16. Mel Gibson, Tim (1979)
If the gender roles were reversed in Mel Gibson’s first big starring role—as the title character in 1979’s Tim—it would play more like an episode of Australia’s Most Wanted than like a movie of the week. Gibson’s day laborer has a mild disability—one that makes him happy and eager and prone to wearing short-shorts (“I’m not the full quid—anyone’ll tell you that!”). When Piper Laurie hires him to do some yard work, romance naturally blossoms. First she teaches him to read, then later teaches him the ways of amour, or whatever they say in Australia. Strangely, everybody in Gibson’s family is pretty psyched for him to hook up with this prototypical cougar: Only she seems to be hesitant about getting together with him. Spoiler: They get married and have sex.

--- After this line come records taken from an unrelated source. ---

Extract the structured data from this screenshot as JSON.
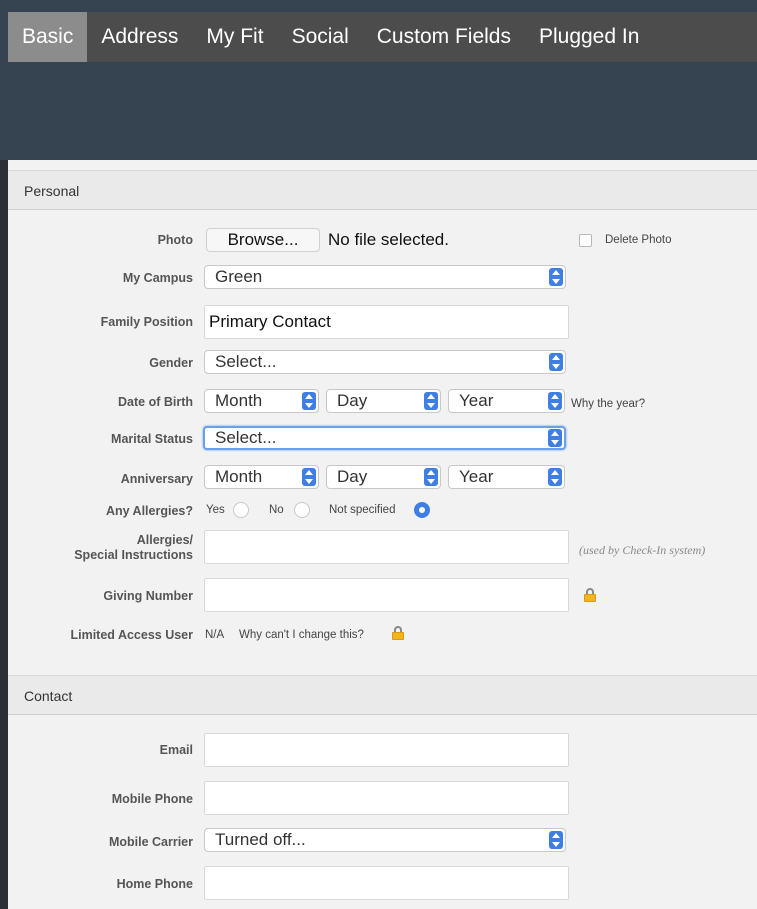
{
  "tabs": [
    "Basic",
    "Address",
    "My Fit",
    "Social",
    "Custom Fields",
    "Plugged In"
  ],
  "active_tab": "Basic",
  "personal": {
    "heading": "Personal",
    "photo": {
      "label": "Photo",
      "browse": "Browse...",
      "file_status": "No file selected.",
      "delete_label": "Delete Photo",
      "delete_checked": false
    },
    "campus": {
      "label": "My Campus",
      "value": "Green"
    },
    "family_position": {
      "label": "Family Position",
      "value": "Primary Contact"
    },
    "gender": {
      "label": "Gender",
      "value": "Select..."
    },
    "dob": {
      "label": "Date of Birth",
      "month": "Month",
      "day": "Day",
      "year": "Year",
      "hint": "Why the year?"
    },
    "marital": {
      "label": "Marital Status",
      "value": "Select..."
    },
    "anniversary": {
      "label": "Anniversary",
      "month": "Month",
      "day": "Day",
      "year": "Year"
    },
    "allergies": {
      "label": "Any Allergies?",
      "yes": "Yes",
      "no": "No",
      "not_specified": "Not specified",
      "selected": "Not specified"
    },
    "special": {
      "label_line1": "Allergies/",
      "label_line2": "Special Instructions",
      "value": "",
      "hint": "(used by Check-In system)"
    },
    "giving": {
      "label": "Giving Number",
      "value": ""
    },
    "limited": {
      "label": "Limited Access User",
      "value": "N/A",
      "why": "Why can't I change this?"
    }
  },
  "contact": {
    "heading": "Contact",
    "email": {
      "label": "Email",
      "value": ""
    },
    "mobile_phone": {
      "label": "Mobile Phone",
      "value": ""
    },
    "mobile_carrier": {
      "label": "Mobile Carrier",
      "value": "Turned off..."
    },
    "home_phone": {
      "label": "Home Phone",
      "value": ""
    }
  },
  "colors": {
    "accent": "#3f7fe4",
    "header_bg": "#364350",
    "tab_bar": "#4c4c4c",
    "tab_active": "#8c8c8c",
    "lock": "#f3b51d"
  }
}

17. Kirstie Alley, Profoundly Normal (2003)
This made-for-TV movie does a couple of things right, which is unusual for the genre. It hits some complex emotional beats in the true story of a couple—Kirstie Alley and Delroy Lindo, both of whom have intellectual disabilities—and their struggle to get married and have a child, against the wishes of social workers. But while Lindo plays it pretty subtle, Alley goes way over the top, sounding stilted, practiced, and wrong. The movie also casts actors with real-life disabilities in supporting roles, which throws into sharp relief just how silly Alley sounds, including an affectation that makes it seem like she’s pretending to be deaf.